The School Board voted this week to seek proposals from construction management firms who could oversee construction if it goes forward.

Superintendent Jeff Holm said the vote was not a motion to hire a firm. If the project moves ahead, that would come later.

“I still feel like we’re on a path to have that partnership pay off and come to fruition,” he told the board.

The school district could pay for the gym and ALC addition with its undesignated general fund balance. The cooperative would pay for the attached special education facility.

The district’s general fund balance has been growing in recent years, and financial advisers have suggested the board consider spending that money on one-time purchases and not on recurring expenses.

The addition could provide adequate physical education facilities and an age-appropriate ALC program at the school for grades 6-8. The existing gymnasium is not large enough to accommodate a regulation basketball court.

The cooperative would operate a facility for children who need Federal Level 4 services, meaning they attend a separate program for all or most of their school day.

The cooperative is developing Level 4 facilities across its 18-county service area with more than 50 school districts.

Level 4 programs have been unevenly distributed across the area in the past, and the new effort will improve the distribution, allowing most students to travel 30 minutes or less to school.

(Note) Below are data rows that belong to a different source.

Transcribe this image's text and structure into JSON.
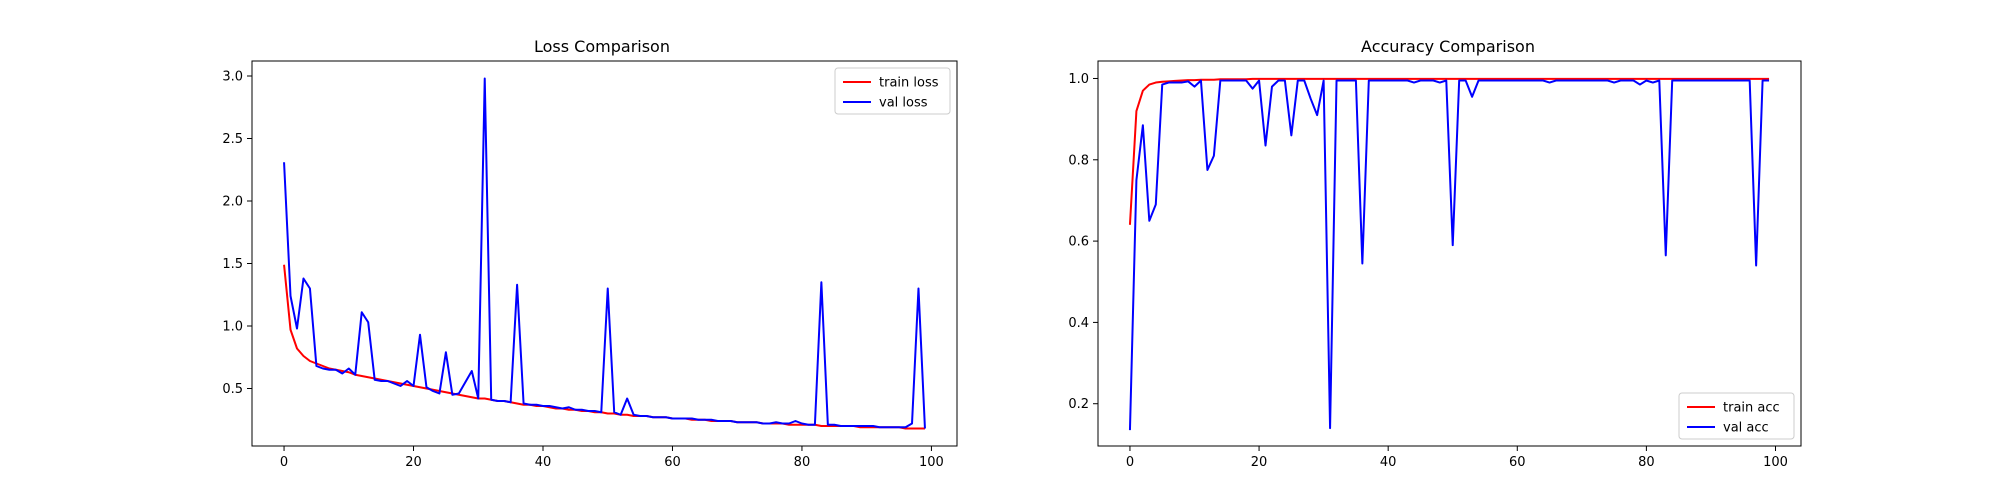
{
  "colors": {
    "train": "#ff0000",
    "val": "#0000ff",
    "axes": "#000000",
    "background": "#ffffff"
  },
  "chart_data": [
    {
      "type": "line",
      "title": "Loss Comparison",
      "xlabel": "",
      "ylabel": "",
      "xlim": [
        -4.95,
        103.95
      ],
      "ylim": [
        0.04,
        3.12
      ],
      "xticks": [
        0,
        20,
        40,
        60,
        80,
        100
      ],
      "yticks": [
        0.5,
        1.0,
        1.5,
        2.0,
        2.5,
        3.0
      ],
      "xtick_labels": [
        "0",
        "20",
        "40",
        "60",
        "80",
        "100"
      ],
      "ytick_labels": [
        "0.5",
        "1.0",
        "1.5",
        "2.0",
        "2.5",
        "3.0"
      ],
      "grid": false,
      "legend_position": "upper right",
      "legend": [
        {
          "label": "train loss",
          "color_key": "train"
        },
        {
          "label": "val loss",
          "color_key": "val"
        }
      ],
      "x": [
        0,
        1,
        2,
        3,
        4,
        5,
        6,
        7,
        8,
        9,
        10,
        11,
        12,
        13,
        14,
        15,
        16,
        17,
        18,
        19,
        20,
        21,
        22,
        23,
        24,
        25,
        26,
        27,
        28,
        29,
        30,
        31,
        32,
        33,
        34,
        35,
        36,
        37,
        38,
        39,
        40,
        41,
        42,
        43,
        44,
        45,
        46,
        47,
        48,
        49,
        50,
        51,
        52,
        53,
        54,
        55,
        56,
        57,
        58,
        59,
        60,
        61,
        62,
        63,
        64,
        65,
        66,
        67,
        68,
        69,
        70,
        71,
        72,
        73,
        74,
        75,
        76,
        77,
        78,
        79,
        80,
        81,
        82,
        83,
        84,
        85,
        86,
        87,
        88,
        89,
        90,
        91,
        92,
        93,
        94,
        95,
        96,
        97,
        98,
        99
      ],
      "series": [
        {
          "name": "train loss",
          "color_key": "train",
          "values": [
            1.49,
            0.97,
            0.82,
            0.76,
            0.72,
            0.7,
            0.68,
            0.66,
            0.65,
            0.64,
            0.63,
            0.61,
            0.6,
            0.59,
            0.58,
            0.57,
            0.56,
            0.55,
            0.54,
            0.53,
            0.52,
            0.51,
            0.5,
            0.49,
            0.48,
            0.47,
            0.46,
            0.45,
            0.44,
            0.43,
            0.42,
            0.42,
            0.41,
            0.4,
            0.4,
            0.39,
            0.38,
            0.37,
            0.37,
            0.36,
            0.36,
            0.35,
            0.34,
            0.34,
            0.33,
            0.33,
            0.32,
            0.32,
            0.31,
            0.31,
            0.3,
            0.3,
            0.29,
            0.29,
            0.28,
            0.28,
            0.28,
            0.27,
            0.27,
            0.27,
            0.26,
            0.26,
            0.26,
            0.25,
            0.25,
            0.25,
            0.24,
            0.24,
            0.24,
            0.24,
            0.23,
            0.23,
            0.23,
            0.23,
            0.22,
            0.22,
            0.22,
            0.22,
            0.21,
            0.21,
            0.21,
            0.21,
            0.21,
            0.2,
            0.2,
            0.2,
            0.2,
            0.2,
            0.2,
            0.19,
            0.19,
            0.19,
            0.19,
            0.19,
            0.19,
            0.19,
            0.18,
            0.18,
            0.18,
            0.18
          ]
        },
        {
          "name": "val loss",
          "color_key": "val",
          "values": [
            2.31,
            1.24,
            0.98,
            1.38,
            1.3,
            0.68,
            0.66,
            0.65,
            0.65,
            0.62,
            0.66,
            0.61,
            1.11,
            1.03,
            0.57,
            0.56,
            0.56,
            0.54,
            0.52,
            0.56,
            0.52,
            0.93,
            0.51,
            0.48,
            0.46,
            0.79,
            0.45,
            0.46,
            0.55,
            0.64,
            0.42,
            2.98,
            0.41,
            0.4,
            0.4,
            0.39,
            1.33,
            0.38,
            0.37,
            0.37,
            0.36,
            0.36,
            0.35,
            0.34,
            0.35,
            0.33,
            0.33,
            0.32,
            0.32,
            0.31,
            1.3,
            0.31,
            0.29,
            0.42,
            0.29,
            0.28,
            0.28,
            0.27,
            0.27,
            0.27,
            0.26,
            0.26,
            0.26,
            0.26,
            0.25,
            0.25,
            0.25,
            0.24,
            0.24,
            0.24,
            0.23,
            0.23,
            0.23,
            0.23,
            0.22,
            0.22,
            0.23,
            0.22,
            0.22,
            0.24,
            0.22,
            0.21,
            0.21,
            1.35,
            0.21,
            0.21,
            0.2,
            0.2,
            0.2,
            0.2,
            0.2,
            0.2,
            0.19,
            0.19,
            0.19,
            0.19,
            0.19,
            0.22,
            1.3,
            0.18
          ]
        }
      ]
    },
    {
      "type": "line",
      "title": "Accuracy Comparison",
      "xlabel": "",
      "ylabel": "",
      "xlim": [
        -4.95,
        103.95
      ],
      "ylim": [
        0.096,
        1.043
      ],
      "xticks": [
        0,
        20,
        40,
        60,
        80,
        100
      ],
      "yticks": [
        0.2,
        0.4,
        0.6,
        0.8,
        1.0
      ],
      "xtick_labels": [
        "0",
        "20",
        "40",
        "60",
        "80",
        "100"
      ],
      "ytick_labels": [
        "0.2",
        "0.4",
        "0.6",
        "0.8",
        "1.0"
      ],
      "grid": false,
      "legend_position": "lower right",
      "legend": [
        {
          "label": "train acc",
          "color_key": "train"
        },
        {
          "label": "val acc",
          "color_key": "val"
        }
      ],
      "x": [
        0,
        1,
        2,
        3,
        4,
        5,
        6,
        7,
        8,
        9,
        10,
        11,
        12,
        13,
        14,
        15,
        16,
        17,
        18,
        19,
        20,
        21,
        22,
        23,
        24,
        25,
        26,
        27,
        28,
        29,
        30,
        31,
        32,
        33,
        34,
        35,
        36,
        37,
        38,
        39,
        40,
        41,
        42,
        43,
        44,
        45,
        46,
        47,
        48,
        49,
        50,
        51,
        52,
        53,
        54,
        55,
        56,
        57,
        58,
        59,
        60,
        61,
        62,
        63,
        64,
        65,
        66,
        67,
        68,
        69,
        70,
        71,
        72,
        73,
        74,
        75,
        76,
        77,
        78,
        79,
        80,
        81,
        82,
        83,
        84,
        85,
        86,
        87,
        88,
        89,
        90,
        91,
        92,
        93,
        94,
        95,
        96,
        97,
        98,
        99
      ],
      "series": [
        {
          "name": "train acc",
          "color_key": "train",
          "values": [
            0.64,
            0.92,
            0.97,
            0.985,
            0.99,
            0.992,
            0.993,
            0.994,
            0.995,
            0.996,
            0.996,
            0.997,
            0.997,
            0.997,
            0.998,
            0.998,
            0.998,
            0.998,
            0.998,
            0.999,
            0.999,
            0.999,
            0.999,
            0.999,
            0.999,
            0.999,
            0.999,
            0.999,
            0.999,
            0.999,
            0.999,
            0.999,
            0.999,
            0.999,
            0.999,
            0.999,
            0.999,
            0.999,
            0.999,
            0.999,
            0.999,
            0.999,
            0.999,
            0.999,
            0.999,
            0.999,
            0.999,
            0.999,
            0.999,
            0.999,
            0.999,
            0.999,
            0.999,
            0.999,
            0.999,
            0.999,
            0.999,
            0.999,
            0.999,
            0.999,
            0.999,
            0.999,
            0.999,
            0.999,
            0.999,
            0.999,
            0.999,
            0.999,
            0.999,
            0.999,
            0.999,
            0.999,
            0.999,
            0.999,
            0.999,
            0.999,
            0.999,
            0.999,
            0.999,
            0.999,
            0.999,
            0.999,
            0.999,
            0.999,
            0.999,
            0.999,
            0.999,
            0.999,
            0.999,
            0.999,
            0.999,
            0.999,
            0.999,
            0.999,
            0.999,
            0.999,
            0.999,
            0.999,
            0.999,
            0.999
          ]
        },
        {
          "name": "val acc",
          "color_key": "val",
          "values": [
            0.135,
            0.75,
            0.885,
            0.65,
            0.69,
            0.985,
            0.99,
            0.99,
            0.99,
            0.993,
            0.98,
            0.995,
            0.775,
            0.81,
            0.995,
            0.995,
            0.995,
            0.995,
            0.995,
            0.975,
            0.995,
            0.835,
            0.98,
            0.995,
            0.995,
            0.86,
            0.995,
            0.995,
            0.95,
            0.91,
            0.995,
            0.14,
            0.995,
            0.995,
            0.995,
            0.995,
            0.545,
            0.995,
            0.995,
            0.995,
            0.995,
            0.995,
            0.995,
            0.995,
            0.99,
            0.995,
            0.995,
            0.995,
            0.99,
            0.995,
            0.59,
            0.995,
            0.995,
            0.955,
            0.995,
            0.995,
            0.995,
            0.995,
            0.995,
            0.995,
            0.995,
            0.995,
            0.995,
            0.995,
            0.995,
            0.99,
            0.995,
            0.995,
            0.995,
            0.995,
            0.995,
            0.995,
            0.995,
            0.995,
            0.995,
            0.99,
            0.995,
            0.995,
            0.995,
            0.985,
            0.995,
            0.99,
            0.995,
            0.565,
            0.995,
            0.995,
            0.995,
            0.995,
            0.995,
            0.995,
            0.995,
            0.995,
            0.995,
            0.995,
            0.995,
            0.995,
            0.995,
            0.54,
            0.995,
            0.995
          ]
        }
      ]
    }
  ]
}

Currently, some kids ride a bus an hour each way to and from school.

The board also accepted more than $80,000 in gifts and donations made up of all amounts at the meeting.

The gifts ranged in size from $20 for a library book to $45,449 grand piano from the Willmar Public Schools Foundation for the music department at the Senior High.

The 100-Yard Club donated $14,763 for a coaching stipend, as well as $4,000 for uniforms and $411.94 for field paint.

Other boosters also donated. Basketball Boosters donated $702 for boys’ practice jerseys, and Cardinal Pride gave $3,228 for weight room equipment and $1,941 for boys’ hockey uniforms. The Blue Line Club donated $1,941 for uniforms.

The list included seven donations for the FIRST Robotics program, a total of $5,750.

Other donations included $500 for the High Mileage program, $700 for GED Ready vouchers, $520 for ECFE Parenting Partners, $538 for the Cardinal Care Fund for student lunches, $500 for Early Childhood Networking Group and $350 for the KCEO badge project.

The district’s current enrollment is 4,358 students. Enrollment has been up at all three elementary schools and at the Senior High. The largest increase has been 34 students at Kennedy Elementary; the rest are in single digits. The Middle School enrollment has dropped 55 students.

Business and Finance Director Pam Harrington said enrollment has consistently been a little less than the last school year.